Daybreak crashes the party
In early February 2015, ominous music started to float about the industry, which was then followed by the announcement that Sony Online Entertainment had been sold to Columbus Nova, an investment firm, and was going to be renamed the Daybreak Game Company. Soon thereafter, a huge round of layoffs rocked the studio, and Daybreak began shedding itself of its smaller properties. Big EverQuest names such as Linda Carlson and Dave Georgeson were among those let go, and the collaboration with Storybricks was called off.
Uncertainty and worry began to crop up around the future of the twin EverQuest projects, but Daybreak’s remaining staff assured fans that it was going to be “more than OK” and that it wasn’t vaporware. But that, alas, was a big, fat lie. Our own optimistic MJ began to fret that EverQuest Next was in trouble, but tried to give the restructured studio the benefit of the doubt.

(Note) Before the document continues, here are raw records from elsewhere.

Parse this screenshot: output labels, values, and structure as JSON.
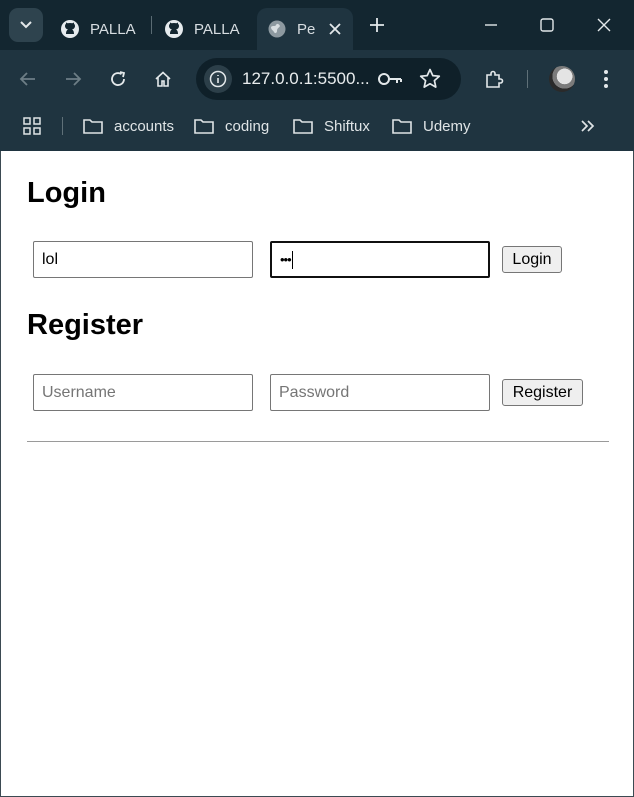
{
  "browser": {
    "tabs": [
      {
        "label": "PALLA",
        "icon": "github-icon",
        "active": false
      },
      {
        "label": "PALLA",
        "icon": "github-icon",
        "active": false
      },
      {
        "label": "Pe",
        "icon": "globe-icon",
        "active": true
      }
    ],
    "address": "127.0.0.1:5500...",
    "bookmarks": [
      "accounts",
      "coding",
      "Shiftux",
      "Udemy"
    ]
  },
  "login": {
    "heading": "Login",
    "username_value": "lol",
    "password_mask": "•••",
    "button_label": "Login"
  },
  "register": {
    "heading": "Register",
    "username_placeholder": "Username",
    "password_placeholder": "Password",
    "button_label": "Register"
  }
}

Yet for a little while there, it seemed as though development on both games was continuing. In March 2015, EverQuest Next started to work on the key city of Qeynos, and Landmark abolished claim upkeep while promising just one more wipe before launch. Dungeoneering was later added to Landmark, slowly turning the game into an actual MMORPG with a whole variety of activities beyond home building.
Two worlds dying
Things got painfully real in June 2015, when Daybreak finally admitted that it was shifting developers and resources away from Landmark and toward EverQuest Next. Development on the former wasn’t ceasing, but it was a red flag that the studio didn’t have enough manpower to continue to fire on all cylinders.
By late summer 2015, we had learned a lot about the shape and features of EverQuest Next, and fans were still greatly anticipating its arrival. A big internal test ran that fall, although players went the rest of the year without being invited.

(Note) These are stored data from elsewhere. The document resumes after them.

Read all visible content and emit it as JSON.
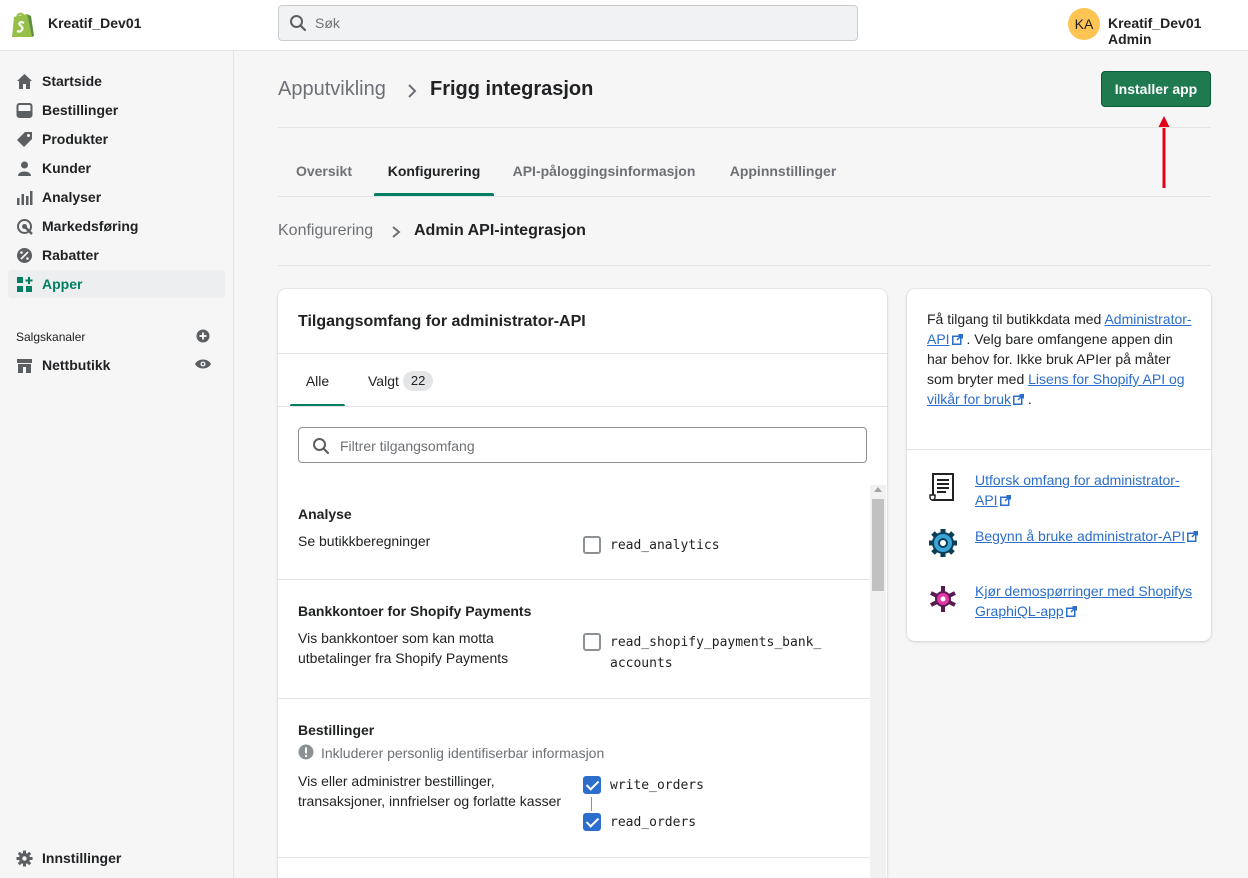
{
  "topbar": {
    "store_name": "Kreatif_Dev01",
    "search_placeholder": "Søk",
    "avatar_initials": "KA",
    "user_name": "Kreatif_Dev01 Admin"
  },
  "sidebar": {
    "items": [
      {
        "label": "Startside",
        "icon": "home-icon"
      },
      {
        "label": "Bestillinger",
        "icon": "orders-icon"
      },
      {
        "label": "Produkter",
        "icon": "tag-icon"
      },
      {
        "label": "Kunder",
        "icon": "person-icon"
      },
      {
        "label": "Analyser",
        "icon": "bar-chart-icon"
      },
      {
        "label": "Markedsføring",
        "icon": "target-icon"
      },
      {
        "label": "Rabatter",
        "icon": "discount-icon"
      },
      {
        "label": "Apper",
        "icon": "apps-icon",
        "active": true
      }
    ],
    "sales_channels_label": "Salgskanaler",
    "channel_label": "Nettbutikk",
    "settings_label": "Innstillinger"
  },
  "header": {
    "breadcrumb_parent": "Apputvikling",
    "title": "Frigg integrasjon",
    "install_button": "Installer app"
  },
  "tabs": [
    {
      "label": "Oversikt"
    },
    {
      "label": "Konfigurering",
      "active": true
    },
    {
      "label": "API-påloggingsinformasjon"
    },
    {
      "label": "Appinnstillinger"
    }
  ],
  "sub_breadcrumb": {
    "parent": "Konfigurering",
    "current": "Admin API-integrasjon"
  },
  "scopes_card": {
    "title": "Tilgangsomfang for administrator-API",
    "tab_all": "Alle",
    "tab_selected": "Valgt",
    "selected_count": "22",
    "filter_placeholder": "Filtrer tilgangsomfang",
    "sections": [
      {
        "title": "Analyse",
        "description": "Se butikkberegninger",
        "scopes": [
          {
            "name": "read_analytics",
            "checked": false
          }
        ]
      },
      {
        "title": "Bankkontoer for Shopify Payments",
        "description": "Vis bankkontoer som kan motta utbetalinger fra Shopify Payments",
        "scopes": [
          {
            "name": "read_shopify_payments_bank_",
            "name_cont": "accounts",
            "checked": false
          }
        ]
      },
      {
        "title": "Bestillinger",
        "warning": "Inkluderer personlig identifiserbar informasjon",
        "description": "Vis eller administrer bestillinger, transaksjoner, innfrielser og forlatte kasser",
        "scopes": [
          {
            "name": "write_orders",
            "checked": true
          },
          {
            "name": "read_orders",
            "checked": true
          }
        ]
      }
    ]
  },
  "info_card": {
    "text_1": "Få tilgang til butikkdata med",
    "link_admin_api": "Administrator-API",
    "text_2": ". Velg bare omfangene appen din har behov for. Ikke bruk APIer på måter som bryter med",
    "link_license": "Lisens for Shopify API og vilkår for bruk",
    "text_3": ".",
    "resources": [
      {
        "label": "Utforsk omfang for administrator-API",
        "icon": "document-icon"
      },
      {
        "label": "Begynn å bruke administrator-API",
        "icon": "gear-icon"
      },
      {
        "label": "Kjør demospørringer med Shopifys GraphiQL-app",
        "icon": "graphql-icon"
      }
    ]
  },
  "colors": {
    "accent_green": "#008060",
    "button_green": "#1f7a4f",
    "link_blue": "#2c6ecb",
    "arrow_red": "#e5001a"
  }
}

The other shoe finally dropped in March 2016. A day after the studio announced a chunk of new content for Landmark, Daybreak officially cancelled EverQuest Next. Daybreak President Russell Shanks wrote a letter to the community saying that the game simply wasn’t fun and failed to meet the internal expectations of the company. Fans were angry and saddened, with the general consensus that Daybreak was just giving up instead of figuring out how to bring EQN to fruition. The death of the game became the biggest MMO story of 2016Â and the biggest disappointment, according to MOP’s year-end awards.
Meanwhile, Landmark continued to endure, changing its focus from being an EverQuest Next content feeder to a self-contained game in its own right. Another wipe happened, additional races were added, and Landmark officially launched in June 2016. Unfortunately, no launch was able to save this beloved game from the chopping block, and Landmark’s lifespan only extended until February 2017, when the MMO — and all of the player-built structures made in it — were wiped for good.
With that, many EverQuest fans turned their backs on Daybreak for good. Sure, the studio continued to make — and still makes — claims that it’s working on some sort of future for the EverQuest franchise, but Daybreak’s big shot to get a major MMO contender on the board was killed, twice. Several years later, and the wound from these cancellations still festers among MMORPG fans, who lament what could have been, what briefly was, and what never will be.